Practically, there’s the obstacle of obtaining a legal and binding referendum. The past vote was based on the Edinburgh Agreement and legislation in Westminster and Holyrood. The First Minister has indicated the democratic arguments of the rights of the Scots. However, that’s unlikely to hold much sway. A right-wing centralist Spanish government has been willing to face down demands for autonomy in Catalonia. Would the newly-emboldened Great Britain be any different?

There are no doubt ways in which democratic public support can be sought. The Scottish Government may win backing in Holyrood from the Greens. However, consent for such action would need to be obtained from the Presiding Officer and the Lord Advocate, both of whom have a key role in legislation. These office holders have changed since the first referendum, where they were both more sympathetic and the legal basis clearer. 

Getting the EU on side

The political hurdles are, also, greater this time than before. Previously the arguments were over how and when Scotland could join the EU, although all accepted ultimately she could remain or become a member. This time the demand is that Scotland should remain and the rest of the UK can depart. But will that be possible? The political earthquake that erupted south of the Border has set tectonic plates shifting, not just in the British isles but across the European continent. The fear that a Brexit would empower dark forces in the EU may come to pass. Will the EU that the UK is about to leave be there for an independent Scotland to join? We cannot know, whatever European Commission President Jean-Claude Juncker may be saying at the moment. The First Minister is right to start engaging with Europe directly. But events such as elections in France and the Netherlands are outwith her control. 
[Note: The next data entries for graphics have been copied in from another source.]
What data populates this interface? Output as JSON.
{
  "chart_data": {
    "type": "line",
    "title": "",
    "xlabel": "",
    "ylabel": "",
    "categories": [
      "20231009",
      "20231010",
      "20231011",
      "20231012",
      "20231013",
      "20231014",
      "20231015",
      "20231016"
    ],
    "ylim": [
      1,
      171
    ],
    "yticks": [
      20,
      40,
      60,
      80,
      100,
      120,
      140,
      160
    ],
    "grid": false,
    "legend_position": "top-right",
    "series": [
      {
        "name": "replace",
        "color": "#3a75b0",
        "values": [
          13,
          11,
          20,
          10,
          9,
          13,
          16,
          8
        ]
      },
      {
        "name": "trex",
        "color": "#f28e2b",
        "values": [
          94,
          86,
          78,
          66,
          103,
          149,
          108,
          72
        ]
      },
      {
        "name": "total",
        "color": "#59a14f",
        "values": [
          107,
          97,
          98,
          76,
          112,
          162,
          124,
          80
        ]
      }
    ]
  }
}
Moreover, currency was the Achilles heel in the last referendum, and hasn’t yet been addressed. George Osborne was adamant in his rejection of a currency union. The options this time round, whether a separate Scottish currency or joining the euro, have yet to be properly explored. A worsened financial situation in the 27 remaining EU members hampers the latter and the former remains politically problematic. 

The problem of borders

Geography is also an obstacle  that will be even harder to address now than before. Scotland can change its constitution, but it cannot alter its location on a shared island. In 2014, the independence argument was simply about changing the political union. Other unions, whether monarchy or social, would remain untouched. The island would remain seamless, without border posts. An independent Scotland, whether in or out of the EU, would almost certainly have to face these issues. That is a significant change from before, and the effect on public opinion unknown.

The risk that's worth it

Ultimately, the bar for a Yes vote may be higher, but the Scots may still be prepared to jump it. As with Ireland in 1920, facing any risk may be better than remaining in the British realm. Boris Johnson as Prime Minister would certainly encourage that. 

David Cameron's lack of sensitivity after the independence referendum fuelled the Scottish National Party surge. But perhaps this time, the new Government will be magnanimous towards Scotland and move to federalism. The Nordic Union offers an example to be explored. Left-wing commentators have called for a progressive alliance to remove the Tories and offer a multi-option referendum on Scotland’s constitution. But that is dependent on SNP and Labour being prepared to work together, and win the debate in England and Wales.

So, Indy Ref The Sequel is on the table. It won’t be the same as the first, and it will be more challenging. But, if there is no plausible alternative, Scots may consider it the only option.

Kenny MacAskill served as a Scottish National MSP between 2007 and 2016, and as Cabinet Secretary for Justice between 2007 and 2014.